I sure hope the checks cashed for everyone involved.

What really makes this “documentary” — and I use the term loosely — codswallop is the underlying reason behind it. I’m indebted to Ben Goldacre and his website Badscience.net. He spotted adverts for the documentary larded with technobabble like “Christie’s use of such a device reflects the notions of Embedded Commands and Phonological Ambiguity used in Neuro-Linguistic Programming.” A bad-science debunker, he was intrigued and watched the documentary. For the full story, visit his website at https://www.badscience.net/2006/01/agatha-references/.

If you don’t want to dive down that rabbit hole, here’s the summary. The writer of The Agatha Christie Code, Roland Kapferer, PhD, is a philosopher, anthropologist, and sometimes producer of TV shows. He’s got a page at IMDb showing he performed in music videos in the ’90s, wrote TV episodes between 2005 to 2008, and was assistant producer on a few more shows from 2004 to 2009. There’s nothing listed that marks him as a linguistics professor, a codebreaker, or an Agatha Christie expert.

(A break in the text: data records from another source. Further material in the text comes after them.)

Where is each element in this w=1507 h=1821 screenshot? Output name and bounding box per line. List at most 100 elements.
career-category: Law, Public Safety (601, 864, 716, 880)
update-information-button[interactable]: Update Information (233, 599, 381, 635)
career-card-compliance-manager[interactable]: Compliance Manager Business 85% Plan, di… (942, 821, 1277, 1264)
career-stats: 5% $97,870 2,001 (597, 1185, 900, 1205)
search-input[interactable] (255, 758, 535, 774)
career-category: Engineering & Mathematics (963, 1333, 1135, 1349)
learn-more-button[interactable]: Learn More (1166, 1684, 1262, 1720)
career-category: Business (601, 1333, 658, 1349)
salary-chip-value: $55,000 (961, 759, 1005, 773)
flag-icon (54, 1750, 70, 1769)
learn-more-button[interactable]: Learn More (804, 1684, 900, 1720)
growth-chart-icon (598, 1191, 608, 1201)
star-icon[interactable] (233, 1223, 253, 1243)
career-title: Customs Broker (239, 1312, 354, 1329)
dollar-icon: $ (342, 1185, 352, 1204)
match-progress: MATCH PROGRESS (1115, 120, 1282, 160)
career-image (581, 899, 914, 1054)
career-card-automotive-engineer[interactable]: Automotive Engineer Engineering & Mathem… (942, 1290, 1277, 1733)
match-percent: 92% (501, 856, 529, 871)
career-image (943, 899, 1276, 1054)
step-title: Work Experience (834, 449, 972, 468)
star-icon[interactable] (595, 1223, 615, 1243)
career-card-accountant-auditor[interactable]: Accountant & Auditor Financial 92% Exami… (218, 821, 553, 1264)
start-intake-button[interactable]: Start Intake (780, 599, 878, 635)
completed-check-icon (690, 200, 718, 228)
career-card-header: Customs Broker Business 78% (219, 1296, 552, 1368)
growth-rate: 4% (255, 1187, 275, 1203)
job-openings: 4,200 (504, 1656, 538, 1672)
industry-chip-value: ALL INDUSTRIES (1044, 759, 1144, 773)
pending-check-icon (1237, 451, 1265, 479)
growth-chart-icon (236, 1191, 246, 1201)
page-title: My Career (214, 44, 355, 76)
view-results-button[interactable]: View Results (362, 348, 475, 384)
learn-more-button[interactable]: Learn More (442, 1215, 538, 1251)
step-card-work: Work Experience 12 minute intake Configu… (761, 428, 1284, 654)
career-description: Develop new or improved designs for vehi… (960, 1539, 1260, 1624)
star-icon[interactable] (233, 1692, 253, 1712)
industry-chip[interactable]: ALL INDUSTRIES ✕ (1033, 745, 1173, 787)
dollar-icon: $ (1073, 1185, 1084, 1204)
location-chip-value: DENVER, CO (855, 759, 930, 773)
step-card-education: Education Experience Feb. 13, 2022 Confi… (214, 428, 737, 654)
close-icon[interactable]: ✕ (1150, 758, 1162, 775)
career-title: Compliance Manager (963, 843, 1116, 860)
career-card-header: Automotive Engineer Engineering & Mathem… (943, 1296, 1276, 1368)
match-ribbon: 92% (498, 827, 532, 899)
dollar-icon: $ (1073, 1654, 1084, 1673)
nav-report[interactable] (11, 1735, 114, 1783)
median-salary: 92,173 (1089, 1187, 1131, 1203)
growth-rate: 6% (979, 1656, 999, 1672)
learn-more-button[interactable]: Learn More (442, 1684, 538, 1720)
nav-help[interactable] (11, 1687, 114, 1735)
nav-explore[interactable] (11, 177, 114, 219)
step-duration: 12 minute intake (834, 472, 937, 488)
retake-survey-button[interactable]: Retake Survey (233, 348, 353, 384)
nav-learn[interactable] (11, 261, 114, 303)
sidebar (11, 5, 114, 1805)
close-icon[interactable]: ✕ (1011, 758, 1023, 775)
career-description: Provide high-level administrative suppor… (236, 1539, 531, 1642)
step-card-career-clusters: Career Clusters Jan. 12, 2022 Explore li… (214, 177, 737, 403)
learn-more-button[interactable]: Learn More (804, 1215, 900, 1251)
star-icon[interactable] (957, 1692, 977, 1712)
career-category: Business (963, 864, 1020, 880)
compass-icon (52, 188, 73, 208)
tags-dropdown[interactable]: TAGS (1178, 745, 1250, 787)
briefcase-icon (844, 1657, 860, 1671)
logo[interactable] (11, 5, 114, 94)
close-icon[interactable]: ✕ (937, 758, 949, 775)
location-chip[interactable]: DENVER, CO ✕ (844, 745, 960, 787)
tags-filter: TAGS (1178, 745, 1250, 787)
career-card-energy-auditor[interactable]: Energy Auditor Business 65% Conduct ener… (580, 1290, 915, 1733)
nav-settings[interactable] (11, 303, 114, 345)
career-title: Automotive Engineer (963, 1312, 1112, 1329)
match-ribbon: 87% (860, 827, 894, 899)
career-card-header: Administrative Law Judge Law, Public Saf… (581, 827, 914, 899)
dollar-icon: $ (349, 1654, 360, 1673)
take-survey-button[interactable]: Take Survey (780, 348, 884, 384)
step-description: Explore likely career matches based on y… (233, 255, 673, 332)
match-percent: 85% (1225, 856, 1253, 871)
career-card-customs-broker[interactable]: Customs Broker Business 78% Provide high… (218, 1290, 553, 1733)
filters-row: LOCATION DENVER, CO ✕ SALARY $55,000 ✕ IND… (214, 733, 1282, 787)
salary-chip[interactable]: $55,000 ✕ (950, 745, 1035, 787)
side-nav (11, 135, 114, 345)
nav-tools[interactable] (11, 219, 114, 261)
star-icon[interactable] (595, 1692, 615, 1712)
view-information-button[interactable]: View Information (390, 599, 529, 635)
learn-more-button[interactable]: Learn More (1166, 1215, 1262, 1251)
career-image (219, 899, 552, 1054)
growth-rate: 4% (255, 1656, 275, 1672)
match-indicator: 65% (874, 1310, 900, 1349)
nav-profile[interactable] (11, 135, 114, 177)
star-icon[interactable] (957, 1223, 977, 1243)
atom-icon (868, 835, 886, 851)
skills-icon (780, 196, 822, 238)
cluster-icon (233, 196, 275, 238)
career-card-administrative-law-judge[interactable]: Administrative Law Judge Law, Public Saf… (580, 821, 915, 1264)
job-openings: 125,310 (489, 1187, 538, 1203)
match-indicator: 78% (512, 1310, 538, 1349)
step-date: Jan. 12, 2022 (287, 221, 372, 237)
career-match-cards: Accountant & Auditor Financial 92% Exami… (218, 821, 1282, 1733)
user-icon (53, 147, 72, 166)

When Ben Goldacre tasked him about Code, Kapferer admitted that the documentary was a parody. A joke. That anyone with a brain would have seen through it and realized he was having fun with the format and laughing at typical overwrought films getting all pretentious about some subject. Keep in mind that he must have supplied the newspapers (via press releases) with his own overwrought prose about neuroscience. Phrases like “higher than usual activity in the brain” and “these phrases act as a trigger to raise levels of serotonin” and “release of these neurological opiates make Christie’s writing literally unputdownable” do not come from some reporter’s pen. Reporters don’t learn how to write technobabble in journalism school. They’re supposed to learn to “follow the money” and ask “who benefits” and “who, what, where, when” and possibly, “why.” If they had scientific aspirations, they wouldn’t become reporters.

Was any scientific research done at all? It doesn’t seem like it. Dear Son is a computer programmer and he’ll tell you that if your program is poorly thought out, the result will be bilge. If you don’t understand the questions you’re asking, you’ll get bilge. If you use poorly collected or incomplete data, you’ll get bilge.

reviews agatha christie code 2005 marcus dahl
At least Marcus Dahl’s steampunk outfit is ahead of its time.
The Agatha Christie Code is codswallop. Watch it if you want to see how not to take her or scientific research seriously. If you do, you’ll never get that hour of your life back no matter how much effort you put into reprogramming your neuro-linguistic abilities.